Derek Sivers
A More Beautiful Question - by Warren Berger

A More Beautiful Question - by Warren Berger

ISBN: 1620401452
Date read: 2015-07-07
How strongly I recommend it: 3/10
(See my list of 360+ books, for more.)

Go to the Amazon page for details and reviews.

A fine book, but maybe because I've been around professional creatives instead of corporate-types for most of my life, I already knew this subject too well, so it wasn't very useful to me.

my notes

He took ownership of that question, Why can’t they make a better foot?

To replace they with I.

If you never actually do anything about a problem yourself, then you’re not really questioning—you’re complaining.

We think someone else will solve that problem. But there isn’t anyone else.

Good questioners tend to be comfortable with, their own ignorance.

I know more about my ignorance than you know about yours.

Ask, Now that we know what we now know, what’s possible now?

When it comes to questioning, companies are like people: They start out doing it, then gradually do it less and less.

As expertise loses its “shelf life,” it also loses some of its value.

Known answers are everywhere, and easily accessible.

The real value, is in what you can do with that knowledge.

The glut of knowledge makes us more ignorant.

As our collective knowledge grows, the amount that the individual knows, in relation to the growing body of knowledge, is smaller.

There’s more darkness into which we can shine that “question flashlight.”

(neoteny being a biological term that describes the retention of childlike attributes in adulthood).

A pattern in many of the stories:
• Person encounters a situation that is less than ideal; asks Why.
• Person begins to come up with ideas for possible improvements/solutions—with such ideas usually surfacing in the form of What If possibilities.
• Person takes one of those possibilities and tries to implement it or make it real; this mostly involves figuring out How.

The worst thing you can do with a difficult question is to try to answer it too quickly.

When we start teaching too much, too soon, says Gopnik, we’re inadvertently cutting off paths of inquiry and exploration that kids might otherwise pursue on their own.

If they are permitted to do that research—to raise and explore their own questions, through various forms of experimentation, and without being burdened with instructions—they exhibit signs of more creativity and curiosity.

Young kids learn in much the same way scientists do, by exploring and experimenting, and that we should beware of trends toward more structured and academic early-childhood programs.
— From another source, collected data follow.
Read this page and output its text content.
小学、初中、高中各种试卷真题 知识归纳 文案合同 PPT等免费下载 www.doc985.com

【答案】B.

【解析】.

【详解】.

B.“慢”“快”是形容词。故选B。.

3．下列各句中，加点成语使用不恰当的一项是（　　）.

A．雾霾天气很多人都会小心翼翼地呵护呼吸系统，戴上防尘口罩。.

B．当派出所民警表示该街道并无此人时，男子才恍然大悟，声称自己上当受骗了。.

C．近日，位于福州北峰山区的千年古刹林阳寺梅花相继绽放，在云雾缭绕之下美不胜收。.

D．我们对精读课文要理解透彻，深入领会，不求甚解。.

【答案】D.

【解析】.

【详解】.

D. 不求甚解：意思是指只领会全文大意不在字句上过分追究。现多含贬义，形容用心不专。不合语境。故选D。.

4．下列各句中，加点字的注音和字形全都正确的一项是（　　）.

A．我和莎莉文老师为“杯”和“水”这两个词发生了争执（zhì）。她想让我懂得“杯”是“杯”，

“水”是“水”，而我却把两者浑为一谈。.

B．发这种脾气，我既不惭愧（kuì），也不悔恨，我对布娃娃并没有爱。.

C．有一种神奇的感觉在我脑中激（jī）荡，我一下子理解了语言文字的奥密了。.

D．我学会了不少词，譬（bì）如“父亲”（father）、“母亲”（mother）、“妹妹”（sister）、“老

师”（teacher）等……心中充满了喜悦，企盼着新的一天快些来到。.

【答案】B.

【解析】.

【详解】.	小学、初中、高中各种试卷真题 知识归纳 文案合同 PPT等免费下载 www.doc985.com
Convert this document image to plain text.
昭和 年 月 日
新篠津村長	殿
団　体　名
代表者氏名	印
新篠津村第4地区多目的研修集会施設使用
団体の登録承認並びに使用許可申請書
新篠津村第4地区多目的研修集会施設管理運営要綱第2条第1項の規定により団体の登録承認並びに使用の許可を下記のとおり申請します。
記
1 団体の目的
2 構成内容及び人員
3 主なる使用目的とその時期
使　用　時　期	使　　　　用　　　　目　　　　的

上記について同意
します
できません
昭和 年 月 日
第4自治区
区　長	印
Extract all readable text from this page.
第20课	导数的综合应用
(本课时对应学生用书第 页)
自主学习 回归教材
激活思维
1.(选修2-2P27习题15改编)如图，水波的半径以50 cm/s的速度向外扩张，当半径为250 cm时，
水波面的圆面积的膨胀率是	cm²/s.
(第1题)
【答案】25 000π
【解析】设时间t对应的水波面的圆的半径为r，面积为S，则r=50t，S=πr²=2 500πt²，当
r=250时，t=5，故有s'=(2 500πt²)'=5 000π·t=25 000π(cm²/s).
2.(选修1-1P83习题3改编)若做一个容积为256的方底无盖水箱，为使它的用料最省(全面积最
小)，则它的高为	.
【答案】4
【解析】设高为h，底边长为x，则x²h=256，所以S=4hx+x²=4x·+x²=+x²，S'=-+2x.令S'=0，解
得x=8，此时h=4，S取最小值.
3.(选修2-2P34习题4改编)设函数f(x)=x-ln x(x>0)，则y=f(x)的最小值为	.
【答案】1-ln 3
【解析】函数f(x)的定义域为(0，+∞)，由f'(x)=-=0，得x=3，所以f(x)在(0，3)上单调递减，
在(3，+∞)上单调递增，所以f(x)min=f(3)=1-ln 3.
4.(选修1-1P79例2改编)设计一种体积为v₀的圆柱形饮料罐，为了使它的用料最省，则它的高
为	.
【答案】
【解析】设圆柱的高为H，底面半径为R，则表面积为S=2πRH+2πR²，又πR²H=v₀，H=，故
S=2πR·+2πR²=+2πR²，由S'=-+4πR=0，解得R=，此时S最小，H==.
That academic rigor comes soon enough, as students begin grade school.

Preschool children, on average, ask their parents about 100 questions a day. By middle school, they’ve pretty much stopped asking.

What are schools for? (That question could also be phrased as Why are we sending kids to school in the first place?)

Should we abandon the failed experiment of teaching facts?

“Lower-income parents are not wrong,” she said. “They know that if their kids ask questions, they might get in trouble. They’re telling their children to be careful in school.” The middle-class kids are in a different situation, Meier notes. “They go to school feeling safe.” And because they feel safe, they can take the risk of raising their hands.

While other mothers asked their kids ‘Did you learn anything today?’ [my mother ] would say, ‘Izzy, did you ask a good question today?’

It’s not insignificant that Edwin Land was on vacation when the big Why question surfaced. He was removed from the day-to-day rush of his work. He had the time and the distance from practical business matters to entertain a question that was highly impractical.

Position myself relentlessly as an idiot: it’s a positive. Because being comfortable with not knowing—that’s the first part of being able to question.

In Iceland during the country’s financial meltdown, “I asked stupid questions like ‘Where’s the money?’ Because no one seemed to be able to give a straight answer to this basic question.

The value in asking naïve questions, Bennett says, is that it forces people to explain things simply. “If I just keep saying, ‘I don’t get it, can you tell me why once more?,’ it forces people to synthesize and simplify—to strip away the irrelevances and get to the core idea.”

In some parts of Asia, people sometimes welcome outsiders coming in and asking basic questions because they may be wondering about these things themselves—but they don’t want to ask because they can’t afford to look foolish or disrespectful.

In the beginner’s mind there are many possibilities, but in the expert’s there are few.